Se nada mudar, o Brasil vai assistir nesta sexta-feira, 6 de abril de 2018, à prisão de um ex-presidente da República. Tal fato demonstra a que ponto a corrupção chegou no País. O principal líder da esquerda nacional, que lutou pela remocratização do País, que disputou por três vezes, sem sucesso, o comando da nação, sendo eleito na quarta tentativa e reeleito depois, deixando o governo depois de oito anos com quase 90% de aprovação, em 2010, estará hoje atrás das grades.
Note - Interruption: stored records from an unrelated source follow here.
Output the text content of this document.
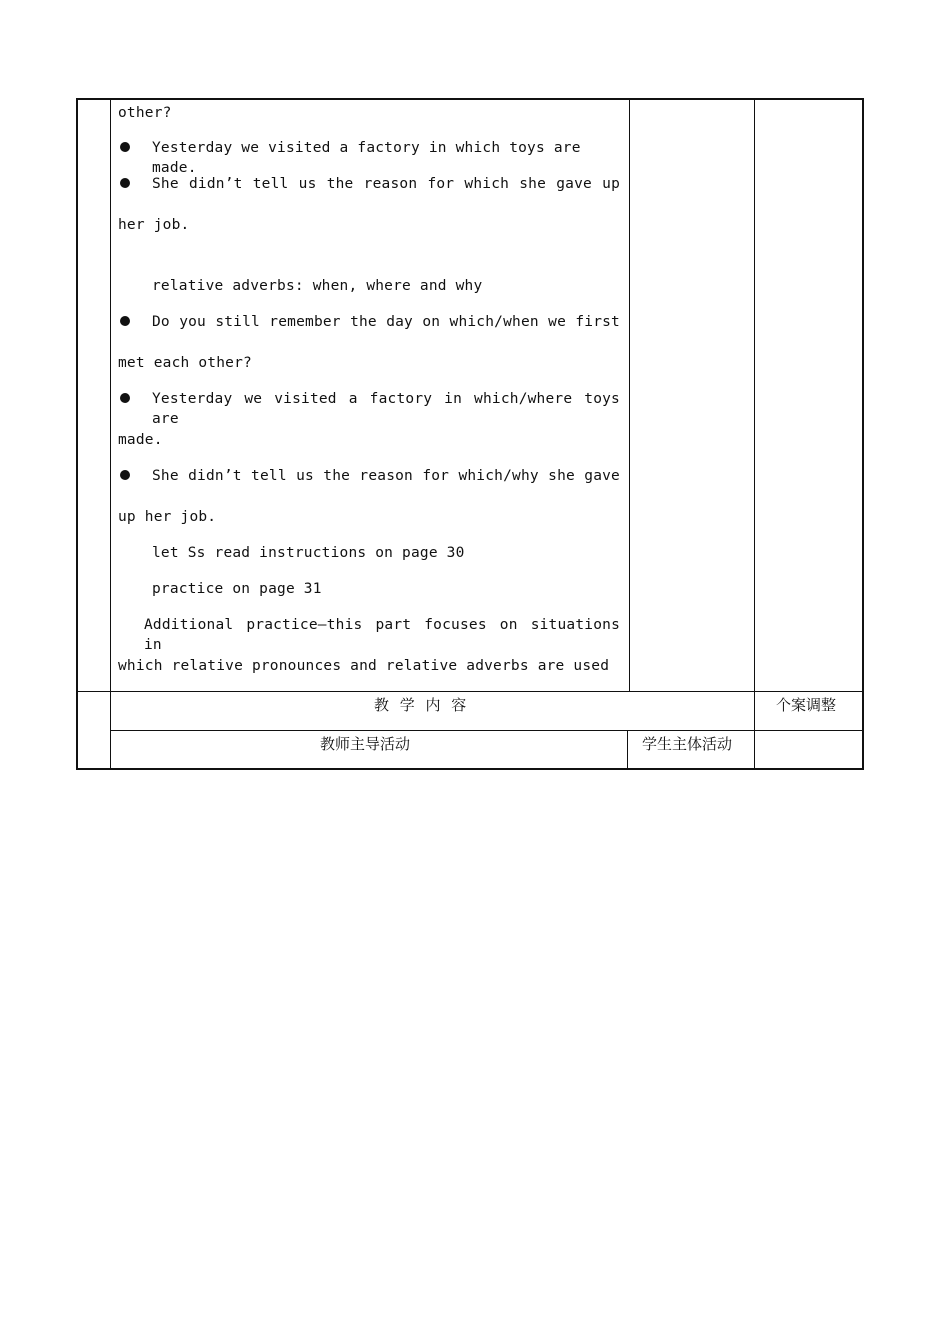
other?
Yesterday we visited a factory in which toys are made.
She didn’t tell us the reason for which she gave up
her job.
relative adverbs: when, where and why
Do you still remember the day on which/when we first
met each other?
Yesterday we visited a factory in which/where toys are
made.
She didn’t tell us the reason for which/why she gave
up her job.
let Ss read instructions on page 30
practice on page 31
Additional practice—this part focuses on situations in
which relative pronounces and relative adverbs are used
教 学 内 容	个案调整
教师主导活动	学生主体活动
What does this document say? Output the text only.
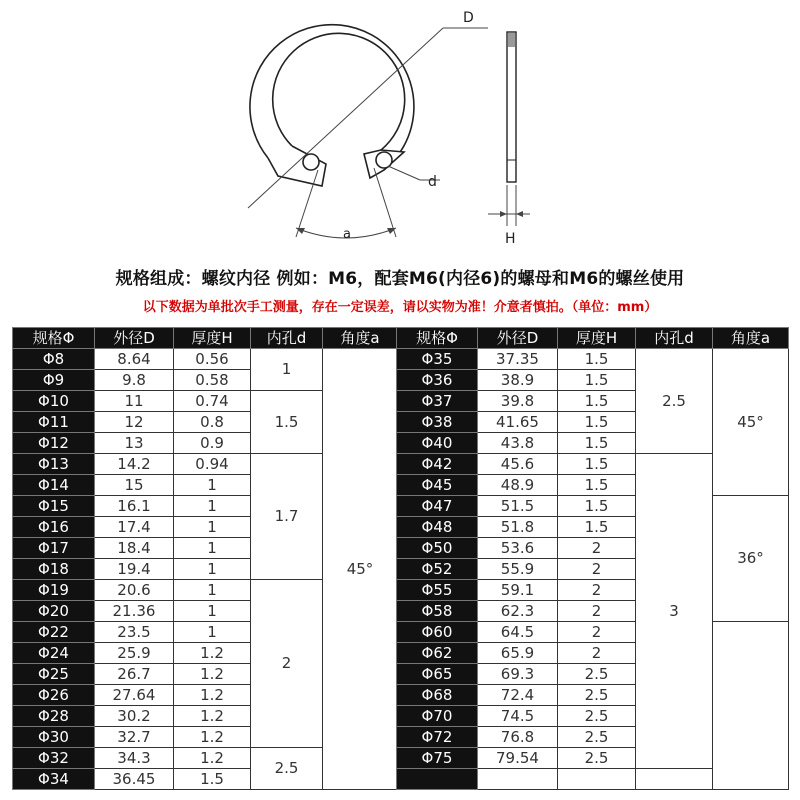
D
d
a	H
规格组成：螺纹内径 例如：M6，配套M6(内径6)的螺母和M6的螺丝使用
以下数据为单批次手工测量，存在一定误差，请以实物为准！介意者慎拍。（单位：mm）
规格Φ	外径D	厚度H	内孔d	角度a
Φ8	8.64	0.56	1	45°
Φ9	9.8	0.58		
Φ10	11	0.74	1.5	
Φ11	12	0.8		
Φ12	13	0.9		
Φ13	14.2	0.94	1.7	
Φ14	15	1		
Φ15	16.1	1		
Φ16	17.4	1		
Φ17	18.4	1		
Φ18	19.4	1		
Φ19	20.6	1	2	
Φ20	21.36	1		
Φ22	23.5	1		
Φ24	25.9	1.2		
Φ25	26.7	1.2		
Φ26	27.64	1.2		
Φ28	30.2	1.2		
Φ30	32.7	1.2		
Φ32	34.3	1.2	2.5	
Φ34	36.45	1.5		
规格Φ	外径D	厚度H	内孔d	角度a
Φ35	37.35	1.5	2.5	45°
Φ36	38.9	1.5		
Φ37	39.8	1.5		
Φ38	41.65	1.5		
Φ40	43.8	1.5		
Φ42	45.6	1.5	3	
Φ45	48.9	1.5		
Φ47	51.5	1.5		36°
Φ48	51.8	1.5		
Φ50	53.6	2		
Φ52	55.9	2		
Φ55	59.1	2		
Φ58	62.3	2		
Φ60	64.5	2		
Φ62	65.9	2		
Φ65	69.3	2.5		
Φ68	72.4	2.5		
Φ70	74.5	2.5		
Φ72	76.8	2.5		
Φ75	79.54	2.5		
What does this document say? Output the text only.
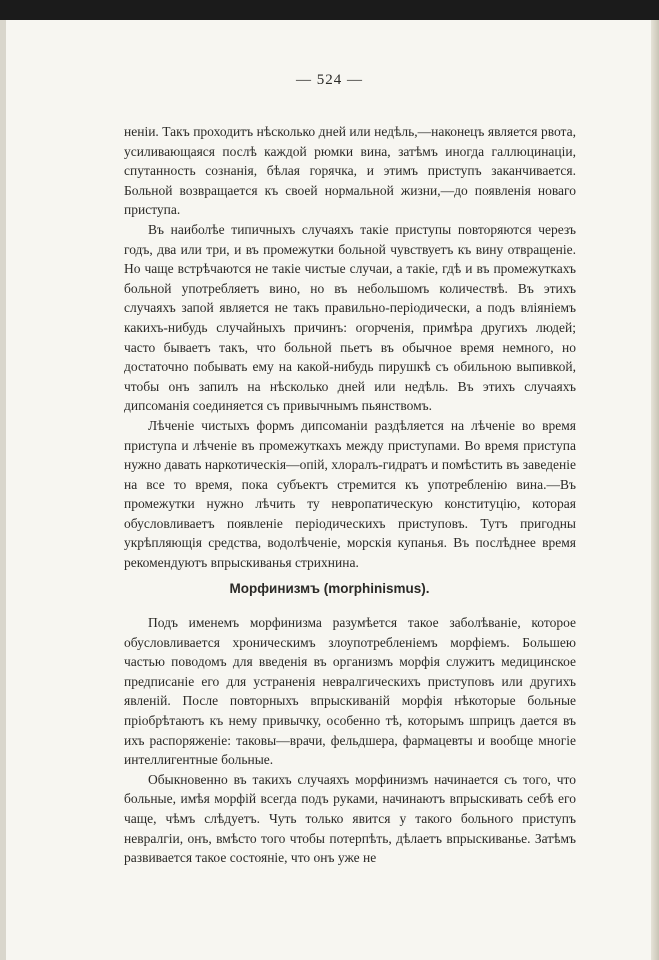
— 524 —

ненiи. Такъ проходитъ нѣсколько дней или недѣль,—наконецъ является рвота, усиливающаяся послѣ каждой рюмки вина, затѣмъ иногда галлюцинацiи, спутанность сознанiя, бѣлая горячка, и этимъ приступъ заканчивается. Больной возвращается къ своей нормальной жизни,—до появленiя новаго приступа.

Въ наиболѣе типичныхъ случаяхъ такiе приступы повторяются черезъ годъ, два или три, и въ промежутки больной чувствуетъ къ вину отвращенiе. Но чаще встрѣчаются не такiе чистые случаи, а такiе, гдѣ и въ промежуткахъ больной употребляетъ вино, но въ небольшомъ количествѣ. Въ этихъ случаяхъ запой является не такъ правильно-перiодически, а подъ влiянiемъ какихъ-нибудь случайныхъ причинъ: огорченiя, примѣра другихъ людей; часто бываетъ такъ, что больной пьетъ въ обычное время немного, но достаточно побывать ему на какой-нибудь пирушкѣ съ обильною выпивкой, чтобы онъ запилъ на нѣсколько дней или недѣль. Въ этихъ случаяхъ дипсоманiя соединяется съ привычнымъ пьянствомъ.

Лѣченiе чистыхъ формъ дипсоманiи раздѣляется на лѣченiе во время приступа и лѣченiе въ промежуткахъ между приступами. Во время приступа нужно давать наркотическiя—опiй, хлоралъ-гидратъ и помѣстить въ заведенiе на все то время, пока субъектъ стремится къ употребленiю вина.—Въ промежутки нужно лѣчить ту невропатическую конституцiю, которая обусловливаетъ появленiе перiодическихъ приступовъ. Тутъ пригодны укрѣпляющiя средства, водолѣченiе, морскiя купанья. Въ послѣднее время рекомендуютъ впрыскиванья стрихнина.

Морфинизмъ (morphinismus).

Подъ именемъ морфинизма разумѣется такое заболѣванiе, которое обусловливается хроническимъ злоупотребленiемъ морфiемъ. Большею частью поводомъ для введенiя въ организмъ морфiя служитъ медицинское предписанiе его для устраненiя невралгическихъ приступовъ или другихъ явленiй. После повторныхъ впрыскиванiй морфiя нѣкоторые больные прiобрѣтаютъ къ нему привычку, особенно тѣ, которымъ шприцъ дается въ ихъ распоряженiе: таковы—врачи, фельдшера, фармацевты и вообще многiе интеллигентные больные.

Обыкновенно въ такихъ случаяхъ морфинизмъ начинается съ того, что больные, имѣя морфiй всегда подъ руками, начинаютъ впрыскивать себѣ его чаще, чѣмъ слѣдуетъ. Чуть только явится у такого больного приступъ невралгiи, онъ, вмѣсто того чтобы потерпѣть, дѣлаетъ впрыскиванье. Затѣмъ развивается такое состоянiе, что онъ уже не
Luiz Inácio Lula da Silva traiu milhões e milhões de brasileiros que viram nele um líder. Luiz Inácio Lula da Silva traiu a sua própria história.
 
O líder nato e carismático deu lugar ao líder de uma facção criminosa. Lula foi condenado a 12 anos e um mês de prisão por corrupção passiva e lavagem de dinheiro. Investigações da Polícia Federal - a quem ele próprio, quando presidente, deu autonomia de ação - e do Ministério Público Federal apontaram que o petista recebeu um tríplex no Guarujá (SP), no litoral paulista, como forma de propina da empreiteira OAS, em troca de vantagens em contratos com a Petrobras. A Justiça Federal em Curitiba (PR), onde se concentram as ações da Operação Lava Jato, o condenou a nove anos e meio de prisão. A defesa do ex-presidente recorreu ao TRF-4 (Tribunal Regional Federal da 4ª Região), em Porto Alegre (RS). Os desembargadores não só confirmaram a condenação, como aumentaram a pena. Lula, então, tentou um habeas corpus preventivo no STJ (Superior Tribunal de Justiça) e no STF (Supremo Tribunal Federal). O recurso foi negado em ambas as Cortes: Lula deve ser preso.
 
A ordem de prisão foi dada no final da tarde de ontem. Comemoração de parte do Brasil; ira por parte dos petistas. O País altamente polarizado - motivado muitas vezes por discursos do próprio Lula - celebra ou vocifera contra o mandado expedido pela Justiça Federal no Paraná. Mais que festa ou luto, a prisão do ex-presidente deve ser motivo de reflexão. Devemos lamentar que a podridão que corroeu e corrói os cofres públicos tenha chegado ao cargo máximo da República - talvez até sido comandada de lá. Devemos, porém, comemorar que o rigor da lei começa a se impor a todos. Desde o mais simples brasileiro até o comandante da Nação.
 
Que a prisão de Luiz Inácio Lula da Silva seja um marco na história deste País tão combalido pelas mazelas de seus administradores. Que a prisão sirva para nós, eleitores, como um alerta na hora de escolhermos nossos representantes. E o mais importante: que sirva para que deixemos de lado esse clima de rivalidade futebolística no campo político. Que nossas escolhas em outubro próximo sejam regidas pela razão e não paixão ou ódio partidário. Sob pena de elegermos um novo Lula.